Vekselberg has been a bit of a controversial figure in Switzerland since 2007 when he began buying large stakes in local industrial firms such as Sulzer, Oerlikon, and Schmolz + Bickenbach. His buyout of Sulzer was a particularly “hostile takeover” as the Swiss company failed to resist a “double-pronged attack” from Russia’s Renova and Austrian company Victory. In 2010, Vekselberg was fined 40 million Swiss francs for purported stock market manipulation in his buyout of Oerlikon. Vekselberg had the fine overturned on appeal.
Around the same time, he bought a property in Zug where he has resided most of the year for the last decade or so. During this period, he ingrained himself more and more into Swiss society, appearing at WEF’s Davos conference a handful of times and shaking off the rumors about his supposed Moscow connections.

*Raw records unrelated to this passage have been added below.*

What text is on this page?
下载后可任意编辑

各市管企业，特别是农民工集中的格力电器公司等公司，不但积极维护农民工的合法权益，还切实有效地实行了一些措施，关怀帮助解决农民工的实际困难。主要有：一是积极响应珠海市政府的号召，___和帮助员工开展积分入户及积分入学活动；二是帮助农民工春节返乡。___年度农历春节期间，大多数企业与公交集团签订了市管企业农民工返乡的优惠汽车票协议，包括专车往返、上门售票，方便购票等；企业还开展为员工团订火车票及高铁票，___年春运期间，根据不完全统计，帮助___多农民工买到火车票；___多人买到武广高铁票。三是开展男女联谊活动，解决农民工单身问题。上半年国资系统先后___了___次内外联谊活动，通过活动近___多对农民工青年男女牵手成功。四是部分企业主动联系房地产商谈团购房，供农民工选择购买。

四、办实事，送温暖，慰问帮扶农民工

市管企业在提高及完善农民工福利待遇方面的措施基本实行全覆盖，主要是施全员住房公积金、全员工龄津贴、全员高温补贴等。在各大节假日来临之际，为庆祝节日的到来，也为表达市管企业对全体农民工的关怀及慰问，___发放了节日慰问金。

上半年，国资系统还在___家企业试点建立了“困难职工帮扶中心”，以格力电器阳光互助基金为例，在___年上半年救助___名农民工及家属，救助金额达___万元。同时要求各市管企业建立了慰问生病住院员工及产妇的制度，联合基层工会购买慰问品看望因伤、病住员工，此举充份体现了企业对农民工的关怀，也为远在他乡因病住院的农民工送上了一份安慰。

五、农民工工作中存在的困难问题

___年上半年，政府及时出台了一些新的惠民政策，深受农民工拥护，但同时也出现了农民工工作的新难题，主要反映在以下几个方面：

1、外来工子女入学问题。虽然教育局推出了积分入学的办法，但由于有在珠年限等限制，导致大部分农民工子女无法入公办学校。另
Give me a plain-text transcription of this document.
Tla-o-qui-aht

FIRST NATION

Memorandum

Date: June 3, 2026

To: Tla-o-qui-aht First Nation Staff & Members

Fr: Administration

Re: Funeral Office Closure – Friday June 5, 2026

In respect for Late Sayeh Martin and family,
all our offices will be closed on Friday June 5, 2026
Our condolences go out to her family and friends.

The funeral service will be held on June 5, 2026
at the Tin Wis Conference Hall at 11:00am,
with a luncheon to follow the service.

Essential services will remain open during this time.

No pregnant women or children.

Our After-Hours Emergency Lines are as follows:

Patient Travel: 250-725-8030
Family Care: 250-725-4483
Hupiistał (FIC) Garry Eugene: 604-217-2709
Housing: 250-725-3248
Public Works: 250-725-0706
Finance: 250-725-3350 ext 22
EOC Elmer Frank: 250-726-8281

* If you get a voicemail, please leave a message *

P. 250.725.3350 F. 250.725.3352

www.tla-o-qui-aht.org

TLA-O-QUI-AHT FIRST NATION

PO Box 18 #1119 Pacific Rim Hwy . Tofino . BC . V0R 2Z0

“We are confronted in Switzerland with comments that Renova is in the hands of the Kremlin. My meetings with the president have been understood as me receiving instructions,” Vekselberg told the Swiss Economic Forum in 2008. “This is just total nonsense. Our investments in Swiss products have nothing to do with the Russian government or Russian state capital.”
Swiss banker and former CEO of Deutsche Bank, Josef Ackermann, has been an outspoken critic of Switzerland’s sanctions against Russia since last spring. Ackermann told local media outlet بليك that if Switzerland confiscates the frozen assets, the move would jeopardize confidence in the entire Swiss banking system. It would be akin to “opening a Pandora’s box” with Switzerland losing its status as a global finance center, he said.
In he future, “citizens of other countries would also have to be afraid of investing money in Switzerland… Such a message would be devastating for the country as a financial center,” Ackermann said. He went on to chide his home country for allowing itself to be influenced by Brussels and Washington, D.C. Their interests are not Switzerland’s, he said.
It should be noted that Ackermann also served on the board of directors at Vekselberg’s Renova Management AG. The entire board was dismissed by shareholders last year after the U.S. put sanctions into place affecting the business.